There's enough meat for everyone to have a few scraps, except of course for our walking vegetable, and in spite of the bitter taste and lumpy texture, everyone seems to have a little more energy once we get going. Nina walks like a sleepwalker most of the night, on the longest night of all. Sometimes she seems to glide ahead of me on the dunes, floating over the surface, until I realize she's still right beside me, gripping my arm. No one says a word. All eyes are fixed on the horizon now, searching under the star for the slightest hint of a safe haven beneath. It's a race conquered step by plodding step, and the track itself is our chief competitor.


_________


I can't believe we're beaten. The sun is rising on our right hand, and my promise is broken by the crack of dawn. Still they don't say a word of reproach. We keep moving as the sand begins to warm underfoot.

Nina stumbles against me, then points. The rest of us are too dazzled by the glare, but something in her ancestors' blood, from a time when they flew high in shining heaven, seems to help her see when we're at a loss. "There..."

A glint beyond a nearby ridge of dunes. Water? Or another mirage?

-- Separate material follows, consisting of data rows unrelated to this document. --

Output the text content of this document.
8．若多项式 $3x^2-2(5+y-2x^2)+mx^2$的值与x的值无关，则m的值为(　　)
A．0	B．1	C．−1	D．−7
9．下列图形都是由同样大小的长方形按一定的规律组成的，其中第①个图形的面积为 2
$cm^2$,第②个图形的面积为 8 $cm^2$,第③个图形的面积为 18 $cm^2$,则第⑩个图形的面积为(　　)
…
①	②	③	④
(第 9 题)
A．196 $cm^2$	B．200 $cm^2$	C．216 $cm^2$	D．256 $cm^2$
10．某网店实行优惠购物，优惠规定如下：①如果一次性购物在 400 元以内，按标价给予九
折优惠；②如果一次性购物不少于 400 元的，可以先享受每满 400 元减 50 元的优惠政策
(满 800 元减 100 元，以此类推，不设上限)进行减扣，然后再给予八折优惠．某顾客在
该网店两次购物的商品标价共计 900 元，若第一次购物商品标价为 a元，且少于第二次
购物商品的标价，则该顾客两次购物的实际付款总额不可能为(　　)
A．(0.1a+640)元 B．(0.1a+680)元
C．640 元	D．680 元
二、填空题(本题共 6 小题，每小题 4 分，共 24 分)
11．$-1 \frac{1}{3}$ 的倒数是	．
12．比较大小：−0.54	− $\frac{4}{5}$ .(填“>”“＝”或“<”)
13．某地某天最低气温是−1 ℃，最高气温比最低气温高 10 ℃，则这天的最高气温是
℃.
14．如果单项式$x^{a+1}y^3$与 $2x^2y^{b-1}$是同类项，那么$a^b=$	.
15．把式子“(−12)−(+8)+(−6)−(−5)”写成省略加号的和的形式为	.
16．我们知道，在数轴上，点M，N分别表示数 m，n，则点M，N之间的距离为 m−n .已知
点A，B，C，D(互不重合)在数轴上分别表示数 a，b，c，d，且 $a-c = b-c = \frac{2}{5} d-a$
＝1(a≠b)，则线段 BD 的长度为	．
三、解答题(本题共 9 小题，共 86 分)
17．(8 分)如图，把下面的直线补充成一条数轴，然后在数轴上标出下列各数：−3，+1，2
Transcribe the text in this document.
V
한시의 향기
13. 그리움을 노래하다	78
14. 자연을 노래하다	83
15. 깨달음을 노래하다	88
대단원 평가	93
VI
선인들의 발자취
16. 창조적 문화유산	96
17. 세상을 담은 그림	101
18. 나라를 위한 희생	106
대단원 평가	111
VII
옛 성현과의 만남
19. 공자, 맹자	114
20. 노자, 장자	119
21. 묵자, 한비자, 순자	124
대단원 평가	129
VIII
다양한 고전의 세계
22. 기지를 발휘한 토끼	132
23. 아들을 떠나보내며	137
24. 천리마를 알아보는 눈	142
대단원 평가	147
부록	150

"Hurry." This time she points with her chin. Momo is lagging behind us, baking in her scholar's robes, but it's all that she's got to protect her from the sun. Nina disengages my hand and turns back.

"No!"

She looks over her shoulder and holds my gaze. "Go," she says evenly. "However fast you can. Get water for yourself. Then bring help."

Garr gives a nondescript rumble, moving to join her. He doesn't move fast at the best of times. Now he squats down on the hot sand, wings opened to offer meager shade, sprear gripped in both hands before him. Nina and Momo collapse on either side of him, heads propped against his massive knees. The image would almost be touching in other circumstances.

"Come on, kid," Rei calls, voice cracking. "Let's hustle."

Turning my back on friends goes against every fiber in my being not owned by the darker voices of the Brood. Those gloat mockingly inside, reminding me that I am different, better, stronger, and don't need any of these puny mortals.

They are wrong.

I take the time to ditch my helm, toss my heavy sword point-first into the sand -- hopefully the flash of the blade will help us find our way back -- and begin to tag after Rei, already jogging over the next dune. To my surprise, Peco bobs and rolls after us like a dog chasing its masters. He ignores my urging to stay behind, burbling breathlessly as we jog through the sand, churning it up like spray in the shallows along the beach.

It might have been an hour. It might have been five hundred years. Two stone pillars wobble past me, and a white stucco house climbs out from behind a low ridge I did not see before.

"Father! Father, come quickly! Desert people!"

People in pale clothes and robes surround us like ghosts, some helping me to my feet. "Nina," I insist, eyes closed. Rei is slurping loudly out of a bucket, and raises his head for air. "Man it's good to see you folks," he gasps. "We got three more behind us-- they're in bad shape. Got anyone you can send?" A couple of voices answer, but their manner of speech is strange, or my head is spinning, or more houses are walking up and sitting down next to a magical sheet of water off to my right, and my limbs don't work when I try to go back to show them the way. I think maybe some of the people are preventing me.

The water poured down my throat is rich and alive and chokingly beautiful. One could willingly drown in such a draught.

I let the world spin around me giddily. I don't mind the devils dancing now, and explain to some of those with me that I am waiting for someone.

She comes gliding across the dunes, floating on a pillow of cloud carried by four of the ghosts. They bring the others too, Garr stumping along, Momo staggering beside him. The ghosts assure me that my friends will recover, and I follow them into a dark room which has perfectly ordinary beds.

The desert has won. I'll rest here for a while.